Note: I have tried using buckets for each block (so the atomicAdd()s would be reduced for each one) but I get exactly the same performance.
I have also tried copying the 512 integers that are assigned to this block to a shared block of memory (you can see it in the comments) and the time is the same again.

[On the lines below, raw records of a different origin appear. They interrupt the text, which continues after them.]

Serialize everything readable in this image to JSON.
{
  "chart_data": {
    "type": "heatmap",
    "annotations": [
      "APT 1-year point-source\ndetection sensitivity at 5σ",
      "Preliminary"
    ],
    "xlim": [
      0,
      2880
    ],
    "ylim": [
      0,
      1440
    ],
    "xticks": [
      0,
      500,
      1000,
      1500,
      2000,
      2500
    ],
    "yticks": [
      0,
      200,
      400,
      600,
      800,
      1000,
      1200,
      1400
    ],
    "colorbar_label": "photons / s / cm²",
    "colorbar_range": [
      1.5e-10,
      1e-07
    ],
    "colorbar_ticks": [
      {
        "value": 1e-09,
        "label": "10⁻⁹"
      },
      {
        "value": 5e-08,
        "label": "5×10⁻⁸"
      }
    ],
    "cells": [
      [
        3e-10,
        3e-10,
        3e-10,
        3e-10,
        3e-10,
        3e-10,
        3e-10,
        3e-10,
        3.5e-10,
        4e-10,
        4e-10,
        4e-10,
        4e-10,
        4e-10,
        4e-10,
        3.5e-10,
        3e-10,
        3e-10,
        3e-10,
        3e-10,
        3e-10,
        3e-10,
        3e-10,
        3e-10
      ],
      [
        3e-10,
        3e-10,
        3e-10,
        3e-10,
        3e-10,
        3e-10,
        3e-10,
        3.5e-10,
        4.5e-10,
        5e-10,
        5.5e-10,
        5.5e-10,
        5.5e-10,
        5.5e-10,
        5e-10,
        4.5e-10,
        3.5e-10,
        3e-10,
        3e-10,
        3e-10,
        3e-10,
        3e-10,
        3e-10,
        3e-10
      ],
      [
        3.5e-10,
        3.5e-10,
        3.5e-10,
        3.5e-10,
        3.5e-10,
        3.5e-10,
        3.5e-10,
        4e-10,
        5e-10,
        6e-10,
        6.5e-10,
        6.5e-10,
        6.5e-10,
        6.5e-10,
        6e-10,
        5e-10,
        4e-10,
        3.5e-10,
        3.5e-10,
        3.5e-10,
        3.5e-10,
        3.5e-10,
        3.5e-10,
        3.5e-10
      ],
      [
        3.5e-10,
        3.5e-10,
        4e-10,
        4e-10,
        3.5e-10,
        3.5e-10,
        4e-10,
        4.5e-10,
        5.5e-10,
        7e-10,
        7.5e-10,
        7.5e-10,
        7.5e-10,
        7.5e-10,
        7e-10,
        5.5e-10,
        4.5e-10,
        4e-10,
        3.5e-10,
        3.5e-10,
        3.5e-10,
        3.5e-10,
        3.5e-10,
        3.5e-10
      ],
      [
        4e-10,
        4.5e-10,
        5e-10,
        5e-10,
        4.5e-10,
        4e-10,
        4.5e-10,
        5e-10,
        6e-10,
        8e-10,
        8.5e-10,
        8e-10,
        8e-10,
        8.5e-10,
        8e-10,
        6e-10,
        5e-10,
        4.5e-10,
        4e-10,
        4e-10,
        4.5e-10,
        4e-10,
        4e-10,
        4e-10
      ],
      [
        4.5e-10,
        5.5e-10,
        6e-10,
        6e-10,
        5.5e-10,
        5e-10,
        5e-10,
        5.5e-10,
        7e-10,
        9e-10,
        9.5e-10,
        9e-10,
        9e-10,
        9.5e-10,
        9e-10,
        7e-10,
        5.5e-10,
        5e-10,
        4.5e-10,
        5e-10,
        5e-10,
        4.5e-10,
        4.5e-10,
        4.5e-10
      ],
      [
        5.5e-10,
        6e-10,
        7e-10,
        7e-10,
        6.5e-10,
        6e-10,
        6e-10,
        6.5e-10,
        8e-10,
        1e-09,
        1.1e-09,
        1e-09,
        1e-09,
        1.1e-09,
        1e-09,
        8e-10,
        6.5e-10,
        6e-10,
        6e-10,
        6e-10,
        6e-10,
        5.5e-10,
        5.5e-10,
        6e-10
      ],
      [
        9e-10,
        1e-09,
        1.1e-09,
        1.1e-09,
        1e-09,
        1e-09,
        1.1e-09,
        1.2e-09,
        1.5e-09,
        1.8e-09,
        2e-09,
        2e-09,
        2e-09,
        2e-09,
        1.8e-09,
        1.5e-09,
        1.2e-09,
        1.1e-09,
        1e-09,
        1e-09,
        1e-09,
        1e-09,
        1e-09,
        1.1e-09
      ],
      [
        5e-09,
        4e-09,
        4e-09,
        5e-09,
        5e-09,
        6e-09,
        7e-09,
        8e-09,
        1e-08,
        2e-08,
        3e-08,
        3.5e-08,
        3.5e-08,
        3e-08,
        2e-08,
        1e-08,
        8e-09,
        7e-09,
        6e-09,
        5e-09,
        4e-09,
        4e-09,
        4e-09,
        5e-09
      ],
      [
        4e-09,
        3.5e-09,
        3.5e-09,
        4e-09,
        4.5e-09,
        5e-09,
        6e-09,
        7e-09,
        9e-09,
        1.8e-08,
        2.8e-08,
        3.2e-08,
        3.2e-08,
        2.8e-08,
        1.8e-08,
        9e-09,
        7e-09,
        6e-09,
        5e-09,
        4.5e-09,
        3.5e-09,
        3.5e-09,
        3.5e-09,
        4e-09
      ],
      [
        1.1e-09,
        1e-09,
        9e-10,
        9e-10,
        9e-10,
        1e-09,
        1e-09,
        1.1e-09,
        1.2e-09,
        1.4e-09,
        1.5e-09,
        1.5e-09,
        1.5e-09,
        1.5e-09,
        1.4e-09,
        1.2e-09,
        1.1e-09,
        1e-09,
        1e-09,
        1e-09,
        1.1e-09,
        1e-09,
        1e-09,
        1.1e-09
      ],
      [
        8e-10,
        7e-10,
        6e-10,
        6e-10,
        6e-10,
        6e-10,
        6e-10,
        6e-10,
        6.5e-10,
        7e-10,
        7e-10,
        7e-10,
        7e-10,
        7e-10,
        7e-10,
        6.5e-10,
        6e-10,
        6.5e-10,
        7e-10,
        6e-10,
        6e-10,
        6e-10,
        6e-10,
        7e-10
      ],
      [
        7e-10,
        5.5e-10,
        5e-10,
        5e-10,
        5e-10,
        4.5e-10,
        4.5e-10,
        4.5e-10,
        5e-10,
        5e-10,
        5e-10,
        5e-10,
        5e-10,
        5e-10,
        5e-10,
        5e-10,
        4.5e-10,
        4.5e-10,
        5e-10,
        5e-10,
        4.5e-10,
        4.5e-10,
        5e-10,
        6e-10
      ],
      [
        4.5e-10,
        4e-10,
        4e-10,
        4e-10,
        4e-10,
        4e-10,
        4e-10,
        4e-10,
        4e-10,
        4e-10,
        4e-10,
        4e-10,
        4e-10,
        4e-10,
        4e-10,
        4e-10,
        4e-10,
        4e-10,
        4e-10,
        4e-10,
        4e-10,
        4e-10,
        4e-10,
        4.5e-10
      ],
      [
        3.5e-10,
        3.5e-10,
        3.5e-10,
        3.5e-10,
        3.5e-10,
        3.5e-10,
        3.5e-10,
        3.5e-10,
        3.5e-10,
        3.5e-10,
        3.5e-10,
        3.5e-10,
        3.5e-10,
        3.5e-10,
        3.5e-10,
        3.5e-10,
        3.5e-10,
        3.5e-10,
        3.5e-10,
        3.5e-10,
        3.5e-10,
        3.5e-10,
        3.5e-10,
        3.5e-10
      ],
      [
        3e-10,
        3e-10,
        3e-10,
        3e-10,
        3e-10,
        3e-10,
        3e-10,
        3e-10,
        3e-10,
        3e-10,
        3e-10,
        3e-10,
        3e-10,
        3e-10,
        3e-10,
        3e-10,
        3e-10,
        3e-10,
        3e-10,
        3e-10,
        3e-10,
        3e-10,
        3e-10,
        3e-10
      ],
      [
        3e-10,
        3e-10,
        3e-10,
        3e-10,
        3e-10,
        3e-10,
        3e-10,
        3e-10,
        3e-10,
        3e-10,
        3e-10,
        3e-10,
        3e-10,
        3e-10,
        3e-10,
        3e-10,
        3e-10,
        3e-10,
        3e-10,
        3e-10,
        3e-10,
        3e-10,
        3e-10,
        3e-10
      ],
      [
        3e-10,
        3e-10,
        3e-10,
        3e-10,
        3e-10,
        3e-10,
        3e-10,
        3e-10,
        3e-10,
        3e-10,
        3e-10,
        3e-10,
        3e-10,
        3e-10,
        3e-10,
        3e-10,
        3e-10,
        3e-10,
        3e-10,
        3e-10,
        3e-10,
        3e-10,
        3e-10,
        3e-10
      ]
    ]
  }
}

This is in response to your question "What can I do to make it run faster?" As I mentioned in the comments, there are issues (probably) with the timing methodology, and the main suggestion I have for speed improvement is to use a "classical parallel reduction" algorithm. The following code implements a better (in my opinion) timing measurement, and also converts your kernel to a reduction style kernel:
#include <stdio.h>
#include <assert.h>
#include <cstdlib>
#define N (1<<24)
#define nTPB 512
#define NBLOCKS 32
__global__ void incrementArrayOnDevice(int *a, int n, int *count)
{
__shared__ int lcnt[nTPB];
int id = blockIdx.x * blockDim.x + threadIdx.x;
int lcount = 0;
while (id < n) {
if (a[id] == 3) lcount++;
id += gridDim.x * blockDim.x;
}
lcnt[threadIdx.x] = lcount;
__syncthreads();
int stride = blockDim.x;
while(stride > 1) {
// assume blockDim.x is a power of 2
stride >>= 1;
if (threadIdx.x < stride) lcnt[threadIdx.x] += lcnt[threadIdx.x + stride];
__syncthreads();
}
if (threadIdx.x == 0) atomicAdd(count, lcnt[0]);
}
int main(void)
{
int *a_h; // host memory
int *a_d; // device memory
cudaEvent_t gstart1,gstart2,gstop1,gstop2,cstart,cstop;
float etg1, etg2, etc;
cudaEventCreate(&gstart1);
cudaEventCreate(&gstart2);
cudaEventCreate(&gstop1);
cudaEventCreate(&gstop2);
cudaEventCreate(&cstart);
cudaEventCreate(&cstop);
// allocate array on host
a_h = (int*)malloc(sizeof(int) * N);
for(int i = 0; i < N; ++i)
a_h[i] = (i % 3 == 0 ? 3 : 1);
// allocate arrays on device
cudaMalloc(&a_d, sizeof(int) * N);
int blockSize = nTPB;
int nBlocks = NBLOCKS;
printf("number of blocks: %d\n", nBlocks);
int count;
int *devCount;
cudaMalloc(&devCount, sizeof(int));
cudaMemset(devCount, 0, sizeof(int));
// copy data from host to device
cudaEventRecord(gstart1);
cudaMemcpy(a_d, a_h, sizeof(int) * N, cudaMemcpyHostToDevice);
cudaMemset(devCount, 0, sizeof(int));
cudaEventRecord(gstart2);
// do calculation on device
incrementArrayOnDevice<<<nBlocks, blockSize>>> (a_d, N, devCount);
cudaEventRecord(gstop2);
// retrieve result from device
cudaMemcpy(&count, devCount, sizeof(int), cudaMemcpyDeviceToHost);
cudaEventRecord(gstop1);
printf("GPU count = %d\n", count);
int hostCount = 0;
cudaEventRecord(cstart);
for (int i=0; i < N; i++)
if (a_h[i] == 3) hostCount++;
cudaEventRecord(cstop);
printf("CPU count = %d\n", hostCount);
cudaEventSynchronize(cstop);
cudaEventElapsedTime(&etg1, gstart1, gstop1);
cudaEventElapsedTime(&etg2, gstart2, gstop2);
cudaEventElapsedTime(&etc, cstart, cstop);
printf("GPU total time = %fs\n", (etg1/(float)1000) );
printf("GPU compute time = %fs\n", (etg2/(float)1000));
printf("CPU time = %fs\n", (etc/(float)1000));
free(a_h);
cudaFree(a_d);
cudaFree(devCount);
}
When I run this on a reasonably fast GPU (a Quadro 5000, a little slower than a Tesla M2050) I get the following:
number of blocks: 32
GPU count = 5592406
CPU count = 5592406
GPU total time = 0.025714s
GPU compute time = 0.000793s
CPU time = 0.017332s
We see that the GPU is substantially faster than this (naive, single-threaded) CPU implementation for the compute portion. When we add in the cost to transfer the data, the GPU version is slower but is not 30x slower.
By way of comparison, when I timed your original algorithm, I got numbers like this:
GPU total time = 0.118131s
GPU compute time = 0.093213s
My system config for this was Xeon X5560 CPU, RHEL 5.5, CUDA 5.0, Quadro5000 GPU.